Because more people registered for the dinner than could fit comfortably into the first space JPA New Jersey secured, “we started looking for the largest venue we could find.” Just days before Shabbat, the dinner moved to Temple Beth Sholom in Livingston. “They were so very gracious, and it was a very much discounted rental,” Ms. Lisak said. “There were close to 120 people there, and 52 of them were children, with a wide range of ages.”

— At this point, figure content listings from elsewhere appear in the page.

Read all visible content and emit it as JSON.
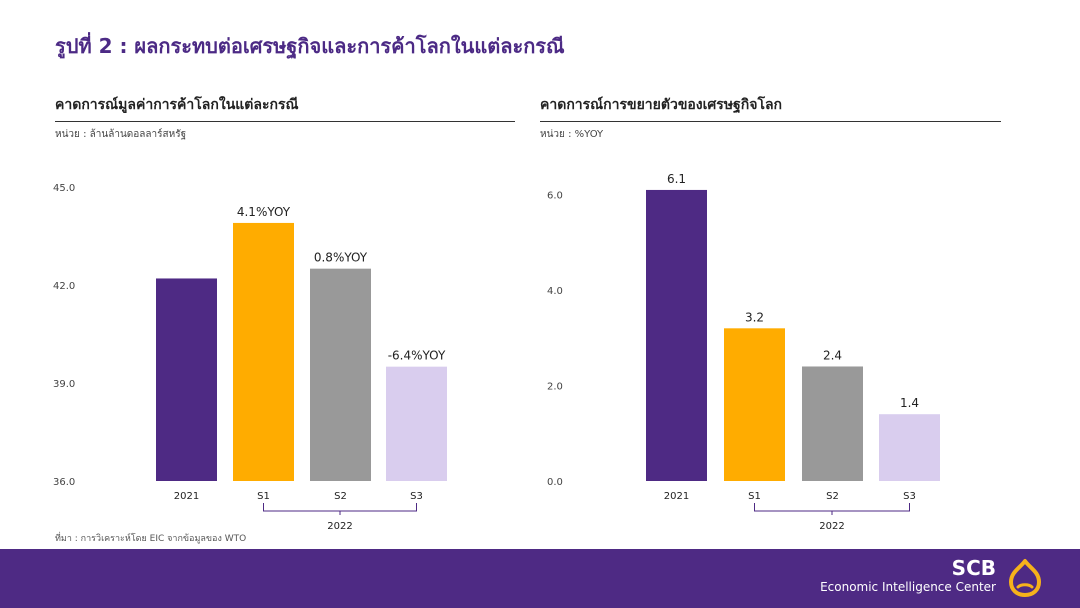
{
  "page": {
    "title": "รูปที่ 2 : ผลกระทบต่อเศรษฐกิจและการค้าโลกในแต่ละกรณี",
    "source_note": "ที่มา : การวิเคราะห์โดย EIC จากข้อมูลของ WTO"
  },
  "panels": [
    {
      "title": "คาดการณ์มูลค่าการค้าโลกในแต่ละกรณี",
      "unit": "หน่วย : ล้านล้านดอลลาร์สหรัฐ"
    },
    {
      "title": "คาดการณ์การขยายตัวของเศรษฐกิจโลก",
      "unit": "หน่วย : %YOY"
    }
  ],
  "footer": {
    "brand": "SCB",
    "tagline": "Economic Intelligence Center",
    "logo_icon": "scb-crest-icon"
  },
  "chart_data": [
    {
      "type": "bar",
      "title": "คาดการณ์มูลค่าการค้าโลกในแต่ละกรณี",
      "unit": "หน่วย : ล้านล้านดอลลาร์สหรัฐ",
      "categories": [
        "2021",
        "S1",
        "S2",
        "S3"
      ],
      "group_label": "2022",
      "grouped_categories": [
        "S1",
        "S2",
        "S3"
      ],
      "values": [
        42.2,
        43.9,
        42.5,
        39.5
      ],
      "data_labels": [
        "",
        "4.1%YOY",
        "0.8%YOY",
        "-6.4%YOY"
      ],
      "colors": [
        "#4e2a84",
        "#ffac00",
        "#999999",
        "#d9cdee"
      ],
      "yticks": [
        "36.0",
        "39.0",
        "42.0",
        "45.0"
      ],
      "ylim": [
        36,
        45
      ],
      "grid": false
    },
    {
      "type": "bar",
      "title": "คาดการณ์การขยายตัวของเศรษฐกิจโลก",
      "unit": "หน่วย : %YOY",
      "categories": [
        "2021",
        "S1",
        "S2",
        "S3"
      ],
      "group_label": "2022",
      "grouped_categories": [
        "S1",
        "S2",
        "S3"
      ],
      "values": [
        6.1,
        3.2,
        2.4,
        1.4
      ],
      "data_labels": [
        "6.1",
        "3.2",
        "2.4",
        "1.4"
      ],
      "colors": [
        "#4e2a84",
        "#ffac00",
        "#999999",
        "#d9cdee"
      ],
      "yticks": [
        "0.0",
        "2.0",
        "4.0",
        "6.0"
      ],
      "ylim": [
        0,
        7
      ],
      "grid": false
    }
  ]
}
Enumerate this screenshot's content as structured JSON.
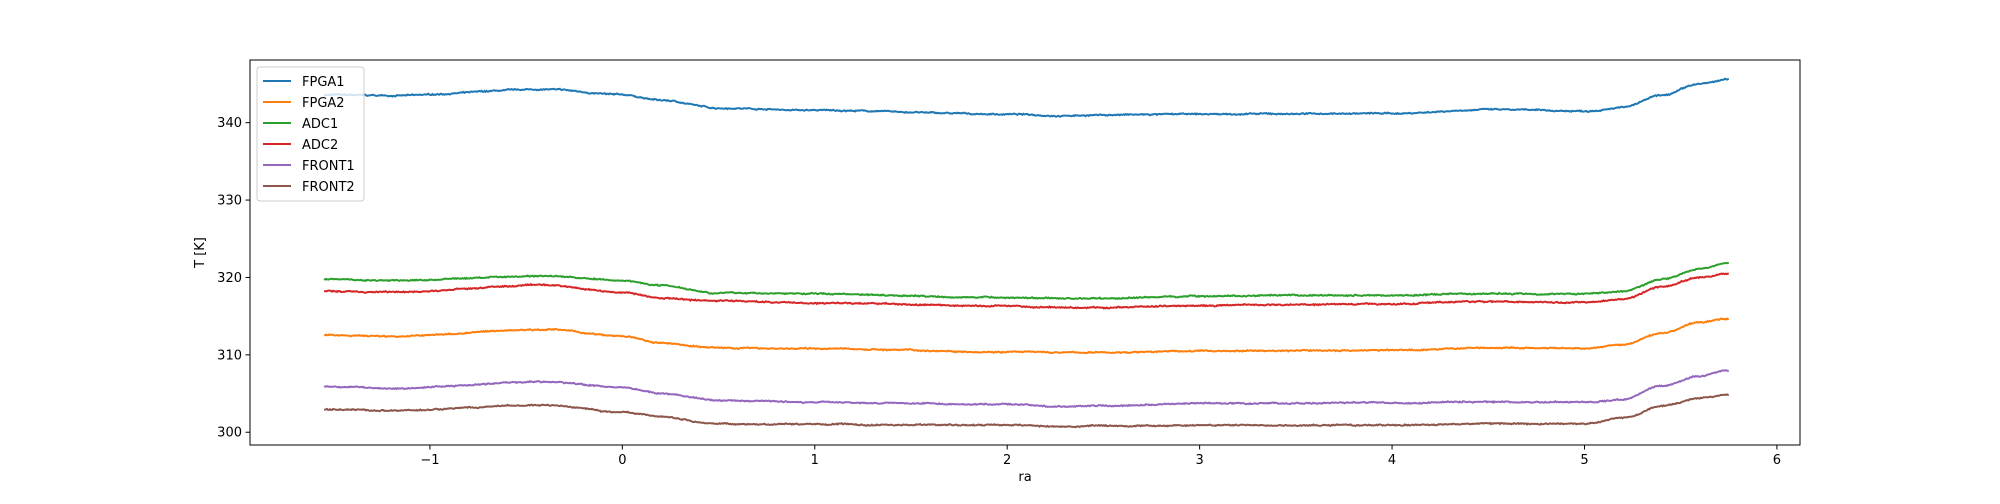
{
  "chart_data": {
    "type": "line",
    "title": "",
    "xlabel": "ra",
    "ylabel": "T [K]",
    "xlim": [
      -1.935,
      6.12
    ],
    "ylim": [
      298.35,
      348.1
    ],
    "xticks": [
      -1,
      0,
      1,
      2,
      3,
      4,
      5,
      6
    ],
    "xtick_labels": [
      "−1",
      "0",
      "1",
      "2",
      "3",
      "4",
      "5",
      "6"
    ],
    "yticks": [
      300,
      310,
      320,
      330,
      340
    ],
    "ytick_labels": [
      "300",
      "310",
      "320",
      "330",
      "340"
    ],
    "grid": false,
    "legend_placement": "upper-left",
    "x": [
      -1.55,
      -1.2,
      -0.4,
      0,
      0.2,
      0.5,
      1,
      2,
      2.3,
      2.5,
      3,
      4,
      4.5,
      5,
      5.2,
      5.4,
      5.6,
      5.75
    ],
    "series": [
      {
        "name": "FPGA1",
        "color": "#1f77b4",
        "values": [
          343.6,
          343.5,
          344.3,
          343.6,
          342.9,
          341.9,
          341.6,
          341.1,
          340.9,
          341.0,
          341.1,
          341.2,
          341.7,
          341.5,
          342.0,
          343.5,
          345.0,
          345.6
        ]
      },
      {
        "name": "FPGA2",
        "color": "#ff7f0e",
        "values": [
          312.6,
          312.4,
          313.3,
          312.4,
          311.5,
          310.9,
          310.8,
          310.4,
          310.3,
          310.3,
          310.5,
          310.6,
          310.9,
          310.8,
          311.3,
          312.8,
          314.2,
          314.7
        ]
      },
      {
        "name": "ADC1",
        "color": "#2ca02c",
        "values": [
          319.8,
          319.6,
          320.2,
          319.6,
          319.0,
          318.0,
          317.9,
          317.4,
          317.3,
          317.3,
          317.6,
          317.7,
          317.9,
          317.9,
          318.2,
          319.8,
          321.1,
          321.9
        ]
      },
      {
        "name": "ADC2",
        "color": "#d62728",
        "values": [
          318.2,
          318.1,
          319.0,
          318.1,
          317.3,
          317.0,
          316.7,
          316.3,
          316.1,
          316.1,
          316.4,
          316.6,
          316.9,
          316.8,
          317.2,
          318.8,
          320.0,
          320.5
        ]
      },
      {
        "name": "FRONT1",
        "color": "#9467bd",
        "values": [
          305.9,
          305.7,
          306.5,
          305.8,
          305.0,
          304.1,
          303.9,
          303.6,
          303.3,
          303.4,
          303.7,
          303.8,
          303.9,
          303.9,
          304.3,
          306.0,
          307.3,
          308.0
        ]
      },
      {
        "name": "FRONT2",
        "color": "#8c564b",
        "values": [
          302.9,
          302.8,
          303.5,
          302.6,
          302.0,
          301.1,
          301.0,
          300.9,
          300.7,
          300.8,
          300.9,
          300.9,
          301.1,
          301.1,
          301.9,
          303.4,
          304.4,
          304.9
        ]
      }
    ]
  }
}
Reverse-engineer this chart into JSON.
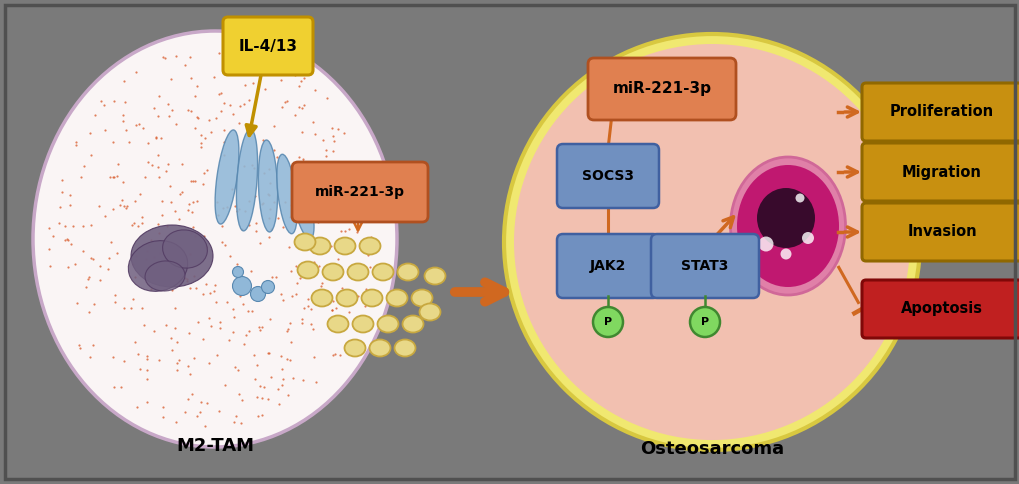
{
  "bg_color": "#7a7a7a",
  "fig_width": 10.2,
  "fig_height": 4.84,
  "m2tam_label": "M2-TAM",
  "osteo_label": "Osteosarcoma",
  "il4_label": "IL-4/13",
  "mir_label1": "miR-221-3p",
  "mir_label2": "miR-221-3p",
  "socs3_label": "SOCS3",
  "jak2_label": "JAK2",
  "stat3_label": "STAT3",
  "p_label": "P",
  "prolif_label": "Proliferation",
  "migr_label": "Migration",
  "inv_label": "Invasion",
  "apop_label": "Apoptosis",
  "cell_fill": "#faf5f5",
  "cell_border": "#c8a8c8",
  "osteo_fill": "#f2c0b0",
  "osteo_border_fill": "#f0e870",
  "osteo_border_edge": "#d8c840",
  "box_blue_fill": "#7090c0",
  "box_blue_edge": "#4060a0",
  "box_orange_fill": "#e08050",
  "box_orange_edge": "#b05020",
  "box_yellow_fill": "#c89010",
  "box_yellow_edge": "#906800",
  "box_red_fill": "#c02020",
  "box_red_edge": "#800808",
  "box_il4_fill": "#f0d030",
  "box_il4_edge": "#c09000",
  "arrow_orange": "#d06820",
  "arrow_yellow": "#c09000",
  "exosome_fill": "#e8d888",
  "exosome_border": "#c8a840",
  "nucleus_fill": "#706080",
  "nucleus_edge": "#503860",
  "p_circle_fill": "#80d860",
  "p_circle_border": "#408830",
  "inner_cell_fill": "#c01870",
  "inner_cell_border": "#e080b0",
  "inner_nuc_fill": "#200820",
  "golgi_fill": "#90b8d8",
  "golgi_edge": "#5888b0",
  "dot_color": "#d85828"
}
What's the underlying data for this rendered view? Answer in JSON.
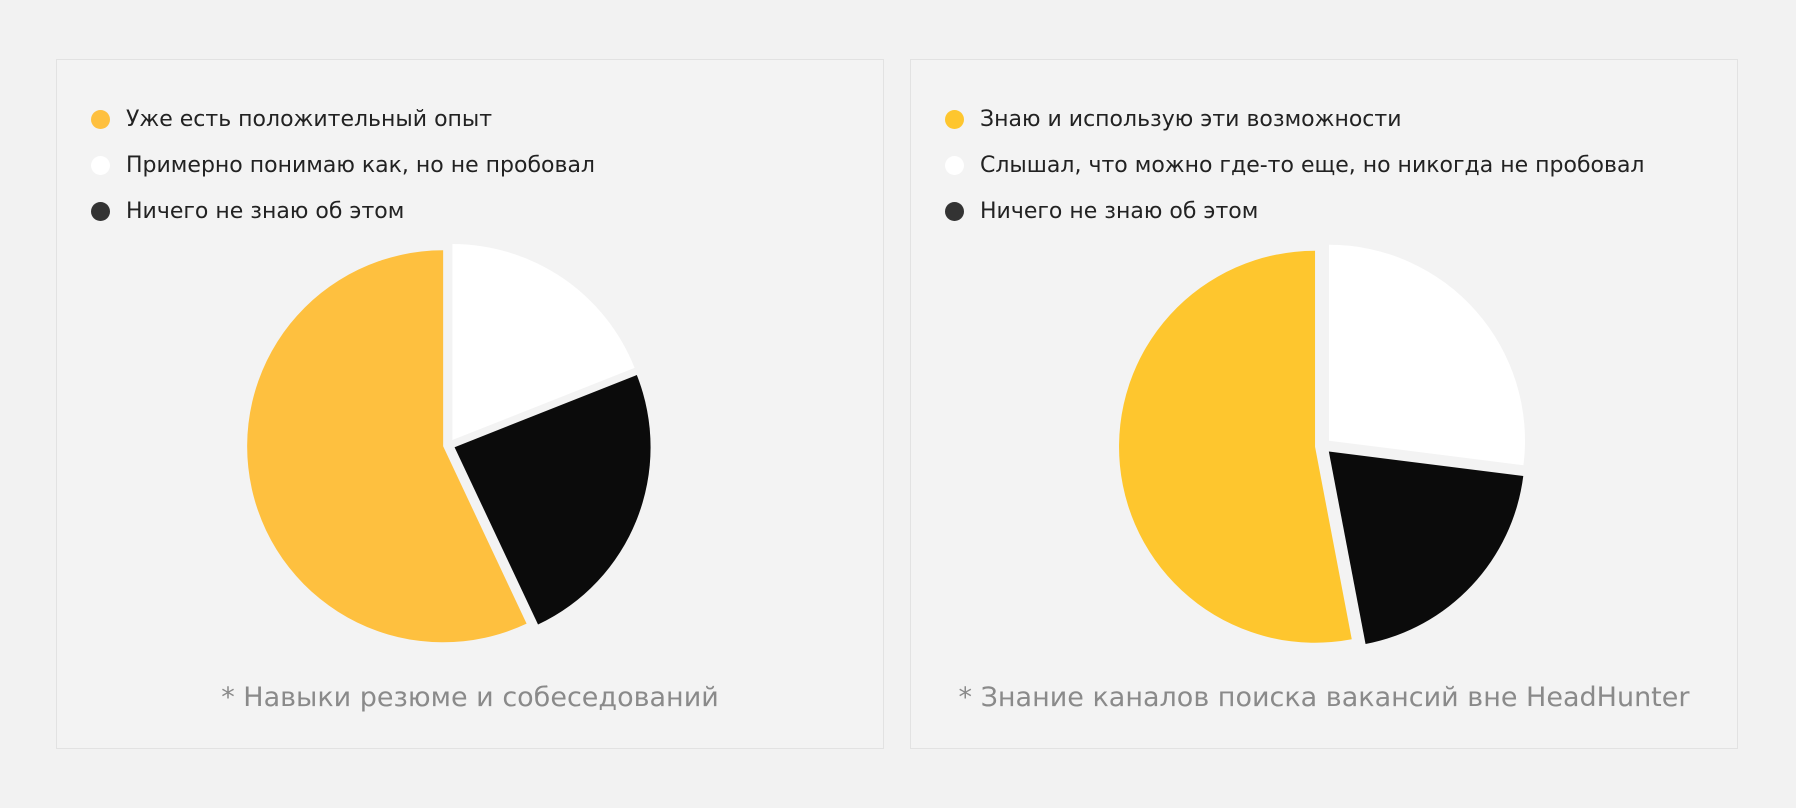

The food, of course, was kosher, but it also was traditional Russian-Jewish treats. “People loved it,” Ms. Lisak said. “It wasn’t typical Shabbat dinner food. It was our food.

“This is our community.”

Because the draw for adults is education, the speaker Rabbi Reuven Khaskin, taught the adults. But what to do with all those kids? Ms. Lisak and the other organizers — she is only one of many, Ms. Lisak stressed — worried about that until, at close to the last minute, Tracy Levine, the director of One Happy Camper, “invited the assistant directors from Nah-Jee-Wah and Cedar Lake, and they came and did camp-style entertainment.” That meant that the children were entertained, happy, and quiet enough for their parents to listen to the speaker.It also meant that the kids who have not been to a Jewish summer camp were introduced to it.

The dinner was organized and run by volunteers; that, too, is part of how JPA creates community. “It’s all about not just sitting back, but getting the community involved,” Ms. Lisak said.